André,

> -----Original Message-----
> From: André Warnier (tomcat) [mailto:a...@ice-sa.com]
> Sent: Tuesday, May 16, 2017 2:00 PM
> To: users@tomcat.apache.org
> Subject: Re: Can't get over 100 client connections?
> 
> On 16.05.2017 19:57, john.e.gr...@wellsfargo.com.INVALID wrote:
> > All,
> >
> > I'm using Tomcat 7.0.75.
> >
> > I cannot get my connection or thread count over 100 no matter how much
> load I throw at the server.  Currently I just have a dummy app deployed that
> doesn't do much except sleep for about 500ms and return a canned
> response.  Initially I had maxThreads=20 with no explicit maxConnections.  I
> could get the "current threads busy" metric to 20 easily.  Then I raised it to
> 100 and was able to reach that number easily.  Additionally, netstat told me I
> had 100 incoming connections to port 5114.  However raising the maxThreads
> higher doesn't make any difference, nor does explicitly specifying
> maxConnections=200.  In either case, I can only get 100 busy threads and 100
> active connections.  Once I reach that limit, the response times on the client
> start going up.  The Tomcat server itself isn't stressed at all.  CPU and GC 
> are
> low.  The client is on a different server in the same data center.
> >
> > I'm not going through a load balancer.  I'm going directly to the connector
> below:
> >
> >
> >      <Connector port="5114"
> >          protocol="HTTP/1.1"
> >          SSLEnabled="true"
> >          maxConnections="200"
> >          maxThreads="200"
> >          maxKeepAliveRequests="100"
> >          keepAliveTimeout="10000"
> >          scheme="https"
> >          secure="true"
> >          clientAuth="true"
> >          sslProtocol="TLS"
> >          keystoreFile="/app/comp/myapp/certs/appcerttestkeystore"
> >          keystorePass="${keystore.password}"
> >          keyAlias="test"
> >          truststoreFile="/app/comp/myapp/certs/cacerts"
> >          truststorePass="${truststore.password}"
> >          allowUnsafeLegacyRenegotiation="false"
> >                  ciphers="blah blah blah"
> >          />
> >
> 
> Hi.
> I do not know with what you are testing (as a client).
> But be aware of the following :
> 
> 1) >          keepAliveTimeout="10000"
> means 10 seconds.
> It means that, after the last request which one particular client sends on its
> connection to Tomcat, and Tomcat has responded to it, Tomcat will keep that
> connection open for an additional 10 s., just waiting to see if that same 
> client
> has anything more to request.
> Since you are not using an Executor, keeping the connection open will also
> mean keeping the corresponding Tomcat thread alive, also waiting.
> Only once this time is over, will Tomcat close this connection, and "recycle"
> the thread to serve another client connection.
> 2) there may be a limit in the server OS, as to how many connections a
> process can have open at the same time.
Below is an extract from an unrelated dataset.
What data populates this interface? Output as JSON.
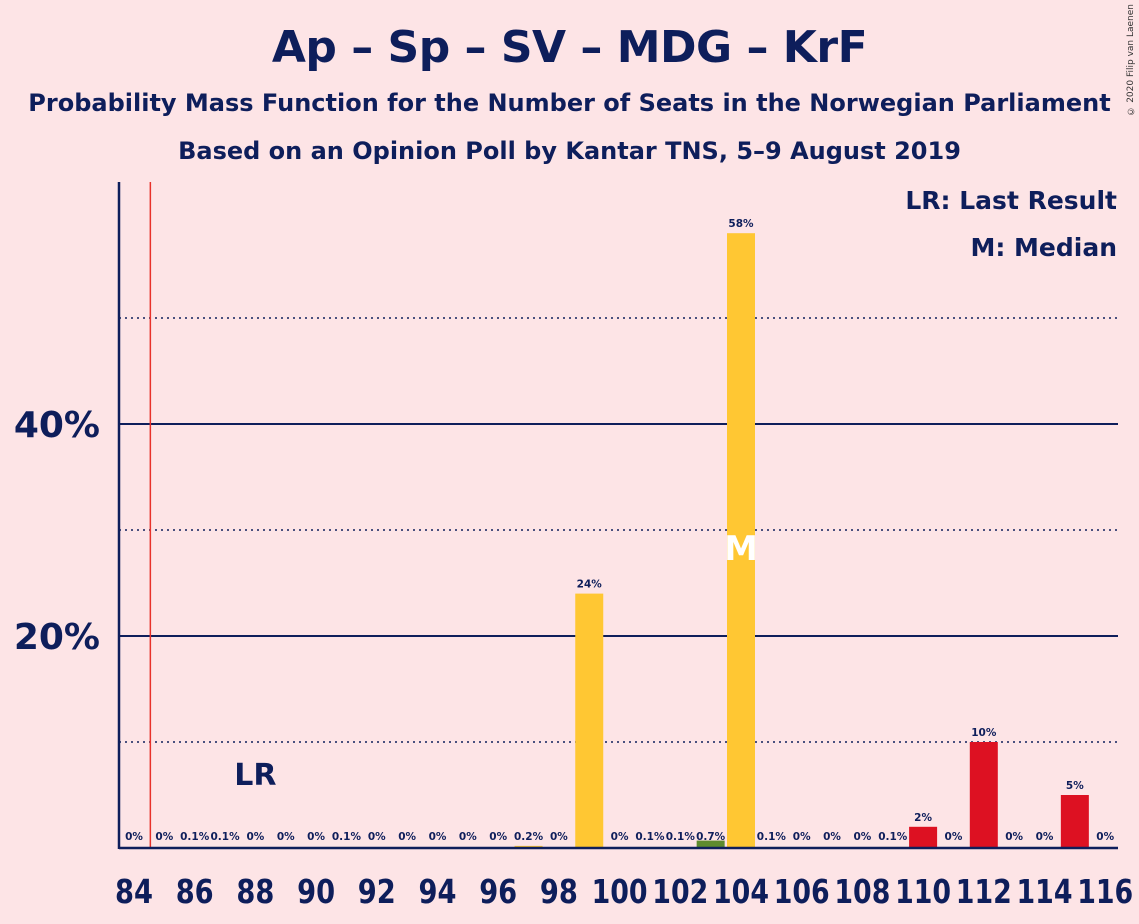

If that limit is reached at some
> point, that may either crash the process that wants an additional one, or put
> it in some wait queue until one is available again.
> 3) when a client opens a connection to a server (or tries to), and the server
> process does not immediately respond to the "open connection" request,
> the TCP/IP stack on the server will place the connection-open request in a
> wait queue. The size of that queue is an adjustable TCP/IP parameter.
>  From the client side, if its connection is not accepted immediately (but not
> rejected right away), the client will just wait, until it is accepted. There 
> is
> usually a timeout for this also, on the client side.
> 
> Some combination of the above may explain what you see.
> 

Thanks for the suggestions.  I don't know 100% the cause yet but it appears to 
be an issue on the client side.  When running multiple clients I can get the 
concurrent requests over 100 with no trouble.